We considered that this technique can be well applied to femur nonunion, especially nonunion with medial defect or comminuted fragments. The contraindication of this technique we consider is bad soft tissue, infection, massive bone defect (more than 5 cm). The advantages include absolute stability for biomechanics and better blood supply and condition for osteoanagenesis and early functional exercise. The disadvantages are that there may be stress force shelter reaction in fixed bone segment. It needs more time to get the entire bone remodeling (Fig. 4).

Fig. 4
figure 4

Case 2. a Femoral shaft nonunion with intramedullary nail fixation at 9 month. b 12 month after double locking plate revision showed bone union

There are some limitations to this study. It is a retrospective descriptive study, and with this, the ability to fully evaluate all forms and causes of nonunions are limited. Furthermore, locking implants are costly, and one can argue that nonlocking plates can work sufficiently in double-plate orientation. However, we felt that the use of locking plates is warranted, especially in nonunions with a significant fracture gap, as they are more resistant to deformation and failure.
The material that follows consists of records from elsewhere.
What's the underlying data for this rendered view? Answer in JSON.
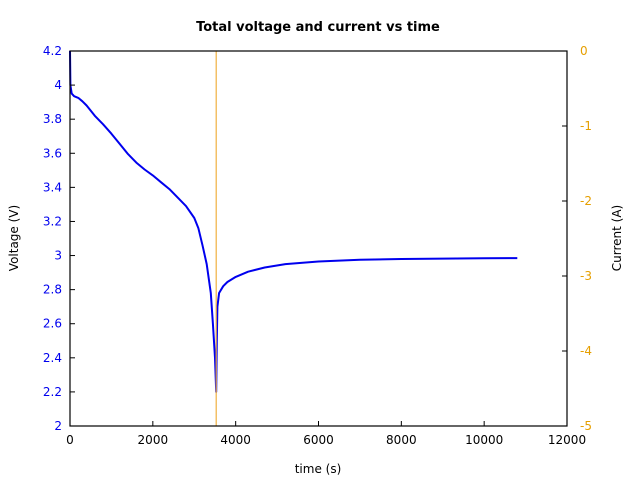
{
  "chart_data": {
    "type": "line",
    "title": "Total voltage and current vs time",
    "xlabel": "time (s)",
    "ylabel": "Voltage (V)",
    "y2label": "Current (A)",
    "xlim": [
      0,
      12000
    ],
    "ylim": [
      2,
      4.2
    ],
    "y2lim": [
      -5,
      0
    ],
    "x_ticks": [
      "0",
      "2000",
      "4000",
      "6000",
      "8000",
      "10000",
      "12000"
    ],
    "y_ticks": [
      "2",
      "2.2",
      "2.4",
      "2.6",
      "2.8",
      "3",
      "3.2",
      "3.4",
      "3.6",
      "3.8",
      "4",
      "4.2"
    ],
    "y2_ticks": [
      "-5",
      "-4",
      "-3",
      "-2",
      "-1",
      "0"
    ],
    "grid": false,
    "legend": null,
    "colors": {
      "voltage": "#0000ee",
      "current": "#f0b040",
      "left_axis": "#0000ee",
      "right_axis": "#e69f00"
    },
    "series": [
      {
        "name": "Voltage",
        "axis": "left",
        "color": "#0000ee",
        "x": [
          0,
          10,
          40,
          100,
          200,
          300,
          400,
          600,
          800,
          1000,
          1200,
          1400,
          1600,
          1800,
          2000,
          2200,
          2400,
          2600,
          2800,
          3000,
          3100,
          3200,
          3300,
          3400,
          3450,
          3500,
          3530,
          3545,
          3560,
          3600,
          3700,
          3800,
          4000,
          4300,
          4700,
          5200,
          6000,
          7000,
          8000,
          9000,
          10000,
          10800
        ],
        "values": [
          4.2,
          4.0,
          3.95,
          3.935,
          3.925,
          3.905,
          3.88,
          3.82,
          3.77,
          3.715,
          3.655,
          3.595,
          3.545,
          3.505,
          3.47,
          3.43,
          3.39,
          3.34,
          3.29,
          3.22,
          3.16,
          3.06,
          2.95,
          2.78,
          2.6,
          2.4,
          2.2,
          2.5,
          2.7,
          2.78,
          2.82,
          2.845,
          2.875,
          2.905,
          2.93,
          2.95,
          2.965,
          2.975,
          2.98,
          2.982,
          2.984,
          2.985
        ]
      },
      {
        "name": "Current",
        "axis": "right",
        "color": "#f0b040",
        "x": [
          3530,
          3530
        ],
        "values": [
          0,
          -5
        ]
      }
    ]
  }
}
This may permit the patient to ambulate sooner, which can provide much needed stimulation for bone growth and proliferation.

Because of the low complication rates and the high union rates, we feel that dual locking plating with autogenous bone graft is a successful another technique for treating femoral shaft nonunions (particularly in those with significant bone gaps). The stability of our fixation construct can allow the patient to proceed with ambulation and functional activities sooner with good results.